L’Allemagne, double bénéficiaire de l’euro

par Laurent Herblay
lundi 27 juillet 2015

Il y a près de 25 ans, la France a poussé l’adoption d’une monnaie unique européenne à son partenaire allemand, pensant le ligoter au projet européen. Mais en réalité, ce projet fou et artificiel s’est révélé être un effarant outil de domination économique de l’Allemagne sur ses partenaires.

 
Une dette souveraine moins chère
 
C’est Alterecoplus, d’Alternatives Economiques, qui a levé un aspect peu connu de la crise de la zone euro : le fait qu’elle a permis à l’Allemagne de faire des économies colossales sur le coût de sa dette souveraine, du fait de la divergence des taux d’intérêt entre les pays membres de la zone euro, après la convergence des premières années de la monnaie unique. Les chiffres sont stupéfiants : si les taux payés par l’Allemagne étaient restés stables depuis 2008, Berlin paierait 93 milliards d’intérêts en 2015. Cette année, notre voisin d’outre-Rhin n’en règlera que 48 milliards, soit près de deux fois moins, du fait du choix des investisseurs de privilégier la signature Allemande, la plus plus rassurante dans cette zone euro. Guillaume Duval a fait les comptes : l’Allemagne a économisé 193 milliards depuis 2008  !
 
 
Alors, bien sûr, la monnaie unique a aussi bénéficié aux pays aujourd’hui en difficulté car les taux de leurs dettes souveraines ont beaucoup baissé. Mais cette facilité accordée un peu rapidement par les marchés a également créé un fort effet d’aubaine qui camouflait les déséquilibres qui grandissaient, notamment au travers de la grande divergence des balances commerciales, relativement équilibrées au tournant du millénaire, et qui variaient entre -10 et +6% du PIB quand la crise s’est déclenchée. Et les gains colossaux réalisés par l’Allemagne (et les pays aujourd’hui privilégiés par les marchés) rendent d’autant plus insupportable les politiques austéritaires destructrices menées en Grèce car les différences entre les deux pays doivent beaucoup aux simples humeurs des marchés.
 
Outre un hold up commercial
 
Mais cette grande divergence des balances commerciales doit également beaucoup à l’unification monétaire européenne. En effet, avant l’euro, le deutsche mark était régulièrement réévalué et les monnaies du sud de l’Europe étaient dévaluées, reflétant ainsi des différences culturelles sur l’inflation. Ces réajustements ne posaient pas de problème et permettaient à chaque pays d’avoir une monnaie adaptée à son économie. Le projet fou d’unification monétaire européenne a cassé les mécanismes d’ajustement, ne permettant plus aux pays à plus forte inflation de compenser par une dévaluation de leur monnaie, que ceux qui avaient moins d’inflation n’avaient plus à subir, voyant progressivement leur compétitivité progresser, et donc les excédents commerciaux grimper, notamment au détriment de leurs partenaires.

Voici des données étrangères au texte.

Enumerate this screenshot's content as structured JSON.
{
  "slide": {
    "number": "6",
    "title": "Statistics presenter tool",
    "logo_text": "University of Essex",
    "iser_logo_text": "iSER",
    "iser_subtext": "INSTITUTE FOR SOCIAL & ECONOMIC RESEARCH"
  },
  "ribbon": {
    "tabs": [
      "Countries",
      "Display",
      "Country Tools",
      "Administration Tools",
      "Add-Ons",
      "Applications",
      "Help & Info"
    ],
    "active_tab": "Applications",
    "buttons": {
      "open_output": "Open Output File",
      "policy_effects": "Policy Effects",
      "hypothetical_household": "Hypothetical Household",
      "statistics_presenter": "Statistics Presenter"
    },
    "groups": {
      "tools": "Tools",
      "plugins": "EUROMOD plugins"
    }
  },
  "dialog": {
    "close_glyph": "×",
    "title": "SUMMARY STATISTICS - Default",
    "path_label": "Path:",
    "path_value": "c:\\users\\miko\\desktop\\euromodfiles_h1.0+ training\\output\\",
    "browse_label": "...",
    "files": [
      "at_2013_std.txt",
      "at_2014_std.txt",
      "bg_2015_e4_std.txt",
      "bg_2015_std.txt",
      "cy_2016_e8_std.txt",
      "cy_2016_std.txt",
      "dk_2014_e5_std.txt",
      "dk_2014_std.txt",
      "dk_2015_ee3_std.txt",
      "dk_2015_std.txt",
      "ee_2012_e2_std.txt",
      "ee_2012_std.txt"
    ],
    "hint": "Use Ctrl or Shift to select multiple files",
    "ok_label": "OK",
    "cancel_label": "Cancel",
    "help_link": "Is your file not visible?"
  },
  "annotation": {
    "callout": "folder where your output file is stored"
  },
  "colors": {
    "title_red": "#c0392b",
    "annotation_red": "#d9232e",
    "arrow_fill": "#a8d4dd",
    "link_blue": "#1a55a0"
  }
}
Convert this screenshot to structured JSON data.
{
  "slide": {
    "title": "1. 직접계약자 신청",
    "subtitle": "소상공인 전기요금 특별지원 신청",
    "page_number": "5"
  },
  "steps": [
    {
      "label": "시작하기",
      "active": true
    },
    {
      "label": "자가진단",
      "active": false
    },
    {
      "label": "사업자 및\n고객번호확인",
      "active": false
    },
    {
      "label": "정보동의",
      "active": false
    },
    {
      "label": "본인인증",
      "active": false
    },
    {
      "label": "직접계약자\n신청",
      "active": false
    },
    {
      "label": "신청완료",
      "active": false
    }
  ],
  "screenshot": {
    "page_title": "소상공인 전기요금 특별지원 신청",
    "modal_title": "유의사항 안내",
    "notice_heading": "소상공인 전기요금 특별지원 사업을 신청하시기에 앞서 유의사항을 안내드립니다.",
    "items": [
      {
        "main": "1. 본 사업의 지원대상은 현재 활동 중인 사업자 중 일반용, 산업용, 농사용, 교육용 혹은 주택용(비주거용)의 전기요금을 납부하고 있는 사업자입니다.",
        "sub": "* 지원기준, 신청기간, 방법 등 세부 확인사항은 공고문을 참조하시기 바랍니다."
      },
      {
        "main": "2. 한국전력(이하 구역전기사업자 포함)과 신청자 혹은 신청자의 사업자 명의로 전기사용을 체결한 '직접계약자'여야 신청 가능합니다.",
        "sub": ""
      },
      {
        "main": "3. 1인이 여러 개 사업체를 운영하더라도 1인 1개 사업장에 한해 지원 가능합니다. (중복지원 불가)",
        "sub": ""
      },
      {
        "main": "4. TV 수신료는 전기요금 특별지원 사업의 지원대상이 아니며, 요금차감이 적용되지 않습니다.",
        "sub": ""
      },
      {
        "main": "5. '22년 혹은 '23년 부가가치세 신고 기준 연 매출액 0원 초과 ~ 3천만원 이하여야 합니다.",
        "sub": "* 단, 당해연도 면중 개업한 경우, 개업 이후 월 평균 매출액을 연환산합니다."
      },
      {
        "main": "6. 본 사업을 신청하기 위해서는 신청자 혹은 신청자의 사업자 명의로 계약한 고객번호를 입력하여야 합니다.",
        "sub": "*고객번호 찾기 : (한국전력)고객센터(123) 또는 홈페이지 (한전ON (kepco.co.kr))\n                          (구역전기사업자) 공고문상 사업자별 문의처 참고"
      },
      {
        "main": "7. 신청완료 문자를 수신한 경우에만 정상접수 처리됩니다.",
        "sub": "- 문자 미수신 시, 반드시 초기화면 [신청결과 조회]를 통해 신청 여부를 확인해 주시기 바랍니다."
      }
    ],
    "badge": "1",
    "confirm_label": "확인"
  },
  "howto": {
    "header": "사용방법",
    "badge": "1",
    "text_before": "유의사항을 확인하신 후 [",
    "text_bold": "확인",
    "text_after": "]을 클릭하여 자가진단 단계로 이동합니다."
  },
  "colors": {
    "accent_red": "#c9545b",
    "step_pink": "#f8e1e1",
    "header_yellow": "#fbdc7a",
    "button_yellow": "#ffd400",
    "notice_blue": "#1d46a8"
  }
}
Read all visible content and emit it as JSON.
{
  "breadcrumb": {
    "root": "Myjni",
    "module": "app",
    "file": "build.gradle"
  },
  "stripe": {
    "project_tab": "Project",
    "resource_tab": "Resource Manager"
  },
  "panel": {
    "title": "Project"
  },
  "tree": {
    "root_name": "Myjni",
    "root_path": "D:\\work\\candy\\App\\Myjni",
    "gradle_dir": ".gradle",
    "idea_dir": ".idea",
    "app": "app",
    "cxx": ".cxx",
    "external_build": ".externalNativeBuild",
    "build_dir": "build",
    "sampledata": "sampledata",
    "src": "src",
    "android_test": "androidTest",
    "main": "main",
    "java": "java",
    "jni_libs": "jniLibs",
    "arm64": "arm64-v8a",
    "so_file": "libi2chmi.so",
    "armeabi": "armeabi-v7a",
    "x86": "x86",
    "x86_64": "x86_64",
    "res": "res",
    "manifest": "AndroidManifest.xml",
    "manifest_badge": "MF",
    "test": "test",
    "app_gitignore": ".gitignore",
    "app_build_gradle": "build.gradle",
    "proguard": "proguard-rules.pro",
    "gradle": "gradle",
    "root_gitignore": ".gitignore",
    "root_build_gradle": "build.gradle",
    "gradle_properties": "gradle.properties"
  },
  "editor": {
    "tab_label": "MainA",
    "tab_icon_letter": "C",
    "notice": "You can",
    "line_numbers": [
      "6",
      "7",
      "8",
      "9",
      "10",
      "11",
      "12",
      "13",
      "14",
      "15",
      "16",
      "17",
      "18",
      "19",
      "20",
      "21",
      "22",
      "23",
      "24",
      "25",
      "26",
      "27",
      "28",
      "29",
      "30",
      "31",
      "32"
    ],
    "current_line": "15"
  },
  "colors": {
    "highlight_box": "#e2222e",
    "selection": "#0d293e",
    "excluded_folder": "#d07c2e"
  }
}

C’est ce qu’a souvent souligné Jacques Sapir sur son blog. Non seulement l’euro n’a pas apporté le moindre bénéfice en matière de croissance ou de puissance, mais il a nourri, au contraire, bien des déséquilibres que certains pays européens paient cash aujourd’hui, quand d’autres, comme l’Allemagne, bénéficient d’une balance commerciale largement excédentaire, signe d’un enrichissement au détriment de ses partenaires, et d’une facture abaissée pour sa dette souveraine, tout en pouvant dicter ses conditions aux autres pays puisque Berlin est désormais le créancier de dernier ressort de la zone euro. L’euro s’est révélé être un outil impitoyable de domination des forts sur les moins forts, et encore, dans une compétition dont les dés sont largement pipés, outre le fait de ne clairement pas être justes.

Oui, l’euro a apporté croissance et puissance, mais uniquement pour l’Allemagne, et au détriment de ses partenaires, qui n’ont ni croissance, ni même libre-arbitre pour certains, obligés qu’ils sont d’accepter les règles venues de Berlin, comme la camisole budgétaire. Un destin malheureusement prévisible, d’autant plus que l’Allemagne s’est adaptée à la nouvelle donne.